The great historian Manning Marable died only a few short days before the publication of what will undoubtedly be the work he is best known for, the biography Malcolm X: A Life of Reinvention. He spent more than a decade researching and writing this book, gaining unprecedented access to Malcolm X’s personal papers and original documents that piece together in great detail his journey from the son of a slain Garveyite to street hustler to one of history’s greatest orators and Black American heroes. Marable’s sudden death, which shook the academic world and those influenced by his extraordinary career and scholarly output, meant he was unable to bear witness to the tremendous critical reception to his work, that has now culminated in A Life of Reinvention being awarded the 2012 Pulitzer Prize for History.

It also meant that Marable was not around to participate in the fiery discussion his book ignited, which is sure to continue upon this announcement. While generally well received, the book generated much criticism and some outright scorn upon its release, as it challenged the prevailing image of Malcolm that has been established and celebrated in the nearly five decades since his assassination.
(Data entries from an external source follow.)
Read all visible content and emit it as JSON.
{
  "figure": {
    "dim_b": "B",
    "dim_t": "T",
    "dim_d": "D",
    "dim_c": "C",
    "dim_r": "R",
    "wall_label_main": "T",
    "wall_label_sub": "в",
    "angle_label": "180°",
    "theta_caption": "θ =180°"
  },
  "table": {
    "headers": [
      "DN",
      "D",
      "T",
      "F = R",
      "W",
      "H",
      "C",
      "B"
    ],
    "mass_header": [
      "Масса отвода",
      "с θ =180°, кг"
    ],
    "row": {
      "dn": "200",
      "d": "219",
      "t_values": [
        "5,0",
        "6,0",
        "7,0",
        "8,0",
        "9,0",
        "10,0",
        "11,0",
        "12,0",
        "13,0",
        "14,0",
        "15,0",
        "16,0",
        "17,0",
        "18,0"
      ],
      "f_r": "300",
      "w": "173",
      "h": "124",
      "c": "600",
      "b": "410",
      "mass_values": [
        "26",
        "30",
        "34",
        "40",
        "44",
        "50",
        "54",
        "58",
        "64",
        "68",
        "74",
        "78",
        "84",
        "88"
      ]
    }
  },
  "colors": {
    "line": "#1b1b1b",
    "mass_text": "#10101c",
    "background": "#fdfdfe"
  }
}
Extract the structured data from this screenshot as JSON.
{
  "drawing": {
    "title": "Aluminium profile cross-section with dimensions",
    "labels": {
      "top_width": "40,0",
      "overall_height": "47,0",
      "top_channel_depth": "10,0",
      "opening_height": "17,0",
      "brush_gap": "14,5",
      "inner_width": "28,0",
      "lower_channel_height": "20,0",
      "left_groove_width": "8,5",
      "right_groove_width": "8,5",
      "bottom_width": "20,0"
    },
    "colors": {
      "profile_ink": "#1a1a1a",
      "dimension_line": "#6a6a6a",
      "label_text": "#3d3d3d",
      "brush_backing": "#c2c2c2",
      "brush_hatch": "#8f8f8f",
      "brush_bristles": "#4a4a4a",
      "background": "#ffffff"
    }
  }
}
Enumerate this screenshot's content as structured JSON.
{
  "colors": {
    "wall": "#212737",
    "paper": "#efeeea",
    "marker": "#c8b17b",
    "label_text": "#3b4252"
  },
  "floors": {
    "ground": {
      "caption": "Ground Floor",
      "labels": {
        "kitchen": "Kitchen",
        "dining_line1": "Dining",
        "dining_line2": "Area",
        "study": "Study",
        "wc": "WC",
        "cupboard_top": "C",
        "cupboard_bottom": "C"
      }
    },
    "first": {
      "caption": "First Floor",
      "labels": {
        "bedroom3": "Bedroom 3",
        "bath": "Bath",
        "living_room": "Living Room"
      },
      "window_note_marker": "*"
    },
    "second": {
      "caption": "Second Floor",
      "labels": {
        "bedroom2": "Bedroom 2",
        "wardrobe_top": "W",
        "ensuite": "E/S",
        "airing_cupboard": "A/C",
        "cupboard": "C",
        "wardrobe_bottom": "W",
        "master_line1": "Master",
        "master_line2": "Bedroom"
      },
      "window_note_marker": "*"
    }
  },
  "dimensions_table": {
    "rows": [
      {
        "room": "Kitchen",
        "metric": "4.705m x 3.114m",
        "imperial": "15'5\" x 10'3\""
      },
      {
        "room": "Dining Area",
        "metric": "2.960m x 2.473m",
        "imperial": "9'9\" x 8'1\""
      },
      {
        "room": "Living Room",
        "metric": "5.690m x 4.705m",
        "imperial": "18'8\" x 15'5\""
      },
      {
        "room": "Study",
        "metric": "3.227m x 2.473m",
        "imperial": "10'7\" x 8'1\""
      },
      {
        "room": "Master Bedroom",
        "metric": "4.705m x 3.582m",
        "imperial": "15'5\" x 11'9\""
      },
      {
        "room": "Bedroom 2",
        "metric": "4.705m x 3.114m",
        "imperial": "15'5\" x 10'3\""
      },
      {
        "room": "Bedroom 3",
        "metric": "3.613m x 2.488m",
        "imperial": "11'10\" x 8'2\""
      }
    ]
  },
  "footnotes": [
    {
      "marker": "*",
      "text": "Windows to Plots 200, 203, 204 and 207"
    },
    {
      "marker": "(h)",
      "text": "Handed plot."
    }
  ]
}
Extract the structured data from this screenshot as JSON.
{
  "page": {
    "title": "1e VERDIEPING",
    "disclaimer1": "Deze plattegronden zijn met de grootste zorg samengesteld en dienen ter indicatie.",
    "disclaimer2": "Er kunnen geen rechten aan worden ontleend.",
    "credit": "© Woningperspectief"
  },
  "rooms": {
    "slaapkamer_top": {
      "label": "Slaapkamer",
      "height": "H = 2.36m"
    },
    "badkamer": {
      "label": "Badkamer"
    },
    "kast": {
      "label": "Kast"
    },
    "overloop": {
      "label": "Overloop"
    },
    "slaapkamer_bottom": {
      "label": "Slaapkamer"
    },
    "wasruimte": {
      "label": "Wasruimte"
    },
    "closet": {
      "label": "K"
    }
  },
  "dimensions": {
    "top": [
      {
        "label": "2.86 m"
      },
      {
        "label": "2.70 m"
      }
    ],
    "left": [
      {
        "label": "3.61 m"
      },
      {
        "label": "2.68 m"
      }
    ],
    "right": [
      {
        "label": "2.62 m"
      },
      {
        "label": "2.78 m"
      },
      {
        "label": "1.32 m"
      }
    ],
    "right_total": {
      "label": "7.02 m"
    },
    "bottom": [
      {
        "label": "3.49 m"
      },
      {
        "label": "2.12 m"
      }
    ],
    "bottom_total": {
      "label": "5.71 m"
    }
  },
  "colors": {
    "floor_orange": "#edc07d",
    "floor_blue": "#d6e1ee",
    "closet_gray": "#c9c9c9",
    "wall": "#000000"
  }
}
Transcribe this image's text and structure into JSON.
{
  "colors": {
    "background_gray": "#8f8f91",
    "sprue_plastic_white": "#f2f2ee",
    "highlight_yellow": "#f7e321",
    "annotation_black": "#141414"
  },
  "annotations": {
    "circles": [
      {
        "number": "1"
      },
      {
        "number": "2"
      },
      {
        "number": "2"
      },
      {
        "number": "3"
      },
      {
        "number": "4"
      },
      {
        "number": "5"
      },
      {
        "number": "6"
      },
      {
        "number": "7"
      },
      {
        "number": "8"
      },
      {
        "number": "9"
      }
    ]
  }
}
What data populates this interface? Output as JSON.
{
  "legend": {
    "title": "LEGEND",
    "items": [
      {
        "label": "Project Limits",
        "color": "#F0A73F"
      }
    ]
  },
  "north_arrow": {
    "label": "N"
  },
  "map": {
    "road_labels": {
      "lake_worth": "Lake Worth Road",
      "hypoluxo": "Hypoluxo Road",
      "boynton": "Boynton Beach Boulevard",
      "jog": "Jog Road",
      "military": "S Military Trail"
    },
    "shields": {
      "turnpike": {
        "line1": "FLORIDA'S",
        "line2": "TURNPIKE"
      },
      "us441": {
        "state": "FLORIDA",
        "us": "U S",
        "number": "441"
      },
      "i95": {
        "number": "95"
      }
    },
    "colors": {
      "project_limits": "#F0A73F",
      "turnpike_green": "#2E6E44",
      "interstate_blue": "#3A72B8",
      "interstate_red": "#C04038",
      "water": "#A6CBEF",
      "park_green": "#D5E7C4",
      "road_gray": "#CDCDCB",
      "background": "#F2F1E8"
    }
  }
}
In fact, the debate around Marable’s version of Malcolm became so intense, it prompted the release of By Any Means Necessary Malcolm X: Real, Not Reinvented, an edited volume that bears the subtitle “Critical Conversations on Manning Marable’s Biography of Malcolm X.”

Among the contentious points is the relationship between Malcolm and the Nation of Islam. Marable traces the tension between the two entities back further than the public dispute that led to Malcolm’s leaving and rebuking of the NOI and its leader, his one time mentor the Honorable Elijah Muhammad. Marable also reserves particular scorn for Malcolm’s willingness to meet with members of the Ku Klux Klan to discuss areas of mutual beneficial consideration.

Of course, the biggest controversy had to do with Marable’s reading of Malcolm’s sex life, namely the strong suggestion that during his hustling days Malcolm may have engaged in a sexual relationship for pay with an older White man. Rumors regarding Malcolm’s sexual orientation have floated for years, and Marable offers evidence, though he spends little time on this particular aspect of his life, that Malcolm may have spent some time performing same-sex sex acts for money. Marable also suggests that Malcolm may have, later in life, committed adultery, carrying on an affair with a young member of his Organization of Afro-American Unity, which complicates the notion of Malcolm as devoted and faithful husband. Understandably, this new information rattled long time admirers of the fierce activist and fighter for Black liberation.

Surely the debate will rage on, but it isn’t unfair to say that’s exactly how Marable would have wanted it. As a journalist early on and as a scholar later in life, he devoted his career to telling stories about Black people and challenging the world to think about the experiences of Black people beyond their given limitations. It’s only natural for there to be some pushback, but it is that dialogue that forges the way toward truth and understanding. This Pulitzer is deserved on those merits alone.